The role of stress and fertility is unclear, and it’s important to remember that stress itself isn’t necessarily a bad thing. It allows us to move faster, think clearer and is essentially a life-preserving response to external stimulus. Life without stress would be unusual indeed as even positive experiences and happiness will elicit a type of stress response in the body – most profoundly the release of the hormone cortisol.

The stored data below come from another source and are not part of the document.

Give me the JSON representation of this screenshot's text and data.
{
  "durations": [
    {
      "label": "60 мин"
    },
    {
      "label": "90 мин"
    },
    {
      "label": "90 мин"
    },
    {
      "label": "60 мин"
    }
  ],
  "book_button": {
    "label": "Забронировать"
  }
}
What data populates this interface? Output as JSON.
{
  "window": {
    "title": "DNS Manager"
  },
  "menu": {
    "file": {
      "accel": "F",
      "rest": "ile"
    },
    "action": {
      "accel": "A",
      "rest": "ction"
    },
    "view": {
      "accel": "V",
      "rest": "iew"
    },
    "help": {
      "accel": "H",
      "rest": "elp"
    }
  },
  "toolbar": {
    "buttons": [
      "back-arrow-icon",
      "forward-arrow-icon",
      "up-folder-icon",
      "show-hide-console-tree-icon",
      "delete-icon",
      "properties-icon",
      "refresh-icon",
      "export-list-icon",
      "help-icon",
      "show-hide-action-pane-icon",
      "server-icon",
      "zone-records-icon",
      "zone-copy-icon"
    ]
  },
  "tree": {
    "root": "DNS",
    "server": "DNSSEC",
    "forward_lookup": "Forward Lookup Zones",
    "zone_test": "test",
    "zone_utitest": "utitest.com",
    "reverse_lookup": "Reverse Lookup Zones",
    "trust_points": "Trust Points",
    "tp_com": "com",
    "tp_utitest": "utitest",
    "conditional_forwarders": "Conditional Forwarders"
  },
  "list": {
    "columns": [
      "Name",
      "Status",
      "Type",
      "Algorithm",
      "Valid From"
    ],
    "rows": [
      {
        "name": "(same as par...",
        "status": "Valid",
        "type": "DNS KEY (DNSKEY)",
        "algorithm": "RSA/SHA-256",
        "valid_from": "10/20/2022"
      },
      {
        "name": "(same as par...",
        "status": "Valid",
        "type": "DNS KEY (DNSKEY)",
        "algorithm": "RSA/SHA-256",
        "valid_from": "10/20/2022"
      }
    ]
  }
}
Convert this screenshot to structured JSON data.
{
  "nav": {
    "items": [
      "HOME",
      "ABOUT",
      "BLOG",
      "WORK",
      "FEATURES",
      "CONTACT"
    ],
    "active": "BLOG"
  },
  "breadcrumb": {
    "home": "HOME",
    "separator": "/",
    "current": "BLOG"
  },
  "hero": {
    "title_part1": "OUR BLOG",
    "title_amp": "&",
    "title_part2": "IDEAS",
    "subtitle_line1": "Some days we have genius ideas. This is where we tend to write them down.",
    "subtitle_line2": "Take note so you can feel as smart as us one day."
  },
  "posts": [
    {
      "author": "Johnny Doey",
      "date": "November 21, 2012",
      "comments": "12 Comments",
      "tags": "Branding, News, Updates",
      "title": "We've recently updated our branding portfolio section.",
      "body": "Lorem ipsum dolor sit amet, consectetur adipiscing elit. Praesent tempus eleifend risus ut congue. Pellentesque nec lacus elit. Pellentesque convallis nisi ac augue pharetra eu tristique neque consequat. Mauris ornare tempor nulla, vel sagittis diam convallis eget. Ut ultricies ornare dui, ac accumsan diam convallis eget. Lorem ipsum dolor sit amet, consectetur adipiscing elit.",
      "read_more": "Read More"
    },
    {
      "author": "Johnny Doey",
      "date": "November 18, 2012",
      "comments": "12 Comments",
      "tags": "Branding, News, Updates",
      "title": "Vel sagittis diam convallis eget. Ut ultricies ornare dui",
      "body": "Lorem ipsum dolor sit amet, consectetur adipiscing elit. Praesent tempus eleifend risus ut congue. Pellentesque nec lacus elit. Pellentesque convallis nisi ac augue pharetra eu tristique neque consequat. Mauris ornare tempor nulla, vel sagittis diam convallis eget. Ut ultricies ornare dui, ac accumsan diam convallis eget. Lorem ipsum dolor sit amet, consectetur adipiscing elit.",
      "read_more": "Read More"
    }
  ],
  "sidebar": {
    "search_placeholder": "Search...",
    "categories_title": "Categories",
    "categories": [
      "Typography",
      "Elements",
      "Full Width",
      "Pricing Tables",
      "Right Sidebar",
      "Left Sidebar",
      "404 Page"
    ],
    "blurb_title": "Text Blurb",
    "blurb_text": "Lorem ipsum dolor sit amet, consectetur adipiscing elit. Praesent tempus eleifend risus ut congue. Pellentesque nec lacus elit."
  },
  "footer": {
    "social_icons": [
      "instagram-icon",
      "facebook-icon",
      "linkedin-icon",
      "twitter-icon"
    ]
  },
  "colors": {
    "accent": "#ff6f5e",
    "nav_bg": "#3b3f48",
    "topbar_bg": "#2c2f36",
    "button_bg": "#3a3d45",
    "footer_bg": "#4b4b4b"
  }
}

This hormone, released by the adrenal glands has a cascade of effects in the body, including but not limited to the following:
Cortisol stimulates gastric-acid secretion. (heartburn, digestive disruption)
Cortisol acts as a diuretic and so affects our water and electrolyte levels. (dehydration)
Cortisol and the stress response have known deleterious effects on the immune system. (sickness, inflammation)
High levels of perceived stress and increases in cortisol have been found to lengthen wound healing time in healthy, male adults. (inflammation, immune response, healing)
Cortisol has been shown to down regulate the synthesis of collagen, an important component of connect tissue in the body. (healing, inflammation)
Cortisol reduces bone formation and so long term can be a contributing factor to osteoporosis. (aging, weakness)
As you can see, the health ramifications of an extended or intense stress response in the body are many and varied, and because it often plays a contributing role with all health issues, developing strategies to alleviate stress is essential. Acupuncture, meditation, exercise, time with good friends, building positive hobbies and pastimes are all important in managing our body’s response to stressful stimulus.
From a Chinese medicine perspective stress frequently manifests as the pattern Liver Qi Invading the Spleen, with symptoms including irritability and abdominal distention and pain with digestive issues. This is a basic pattern and people will often present with further underlying issues that should be investigated and treated accordingly.
How can acupuncture and Chinese medicine help?
1. Acupuncture can help to calm the mind and improve sleep quality
2. Reduce the stress response in the body and calm adrenal activity
3. Shift thought processes and alleviate a tendency towards rumination and circular thinking
4. Alleviate secondary stress symptoms such as insomnia, digestive disruptions, skin breakouts, etc.
Acupressure For daily Home Application:
Acupressure is a useful and accessible way to treat yourself at home or on the go. Apply pressure on the point with middle finger or thumbs, moving in a circular motion for about 1 minute 3 or 4 times a day on both sides. If you find that your fingers are getting weak or sore, you can substitute a golf ball, pencil eraser or other object.
YinTang “Hall of Impression”
Located between the eyebrows, this point is commonly used in clinic. It is traditionally used to calm the spirit and treat insomnia, anxiety or agitation. It also alleviates pain from frontal headaches as well as clearing the nose and relieving sinus pain.
Take home tips:
1. Nurture good habits that can improve how your body manages stress such as meditation, dancing, music, exercise or creative endeavours.
2. Get regular acupuncture treatments.
3. Consider counselling or life-coaching as an option.
4. Sometimes the more difficult decisions to make are the right ones. If there is an overarching or substantial stressor in your life – for example your job, a toxic relationship or a difficult living situation – it could be worthwhile to make changes happen and move on.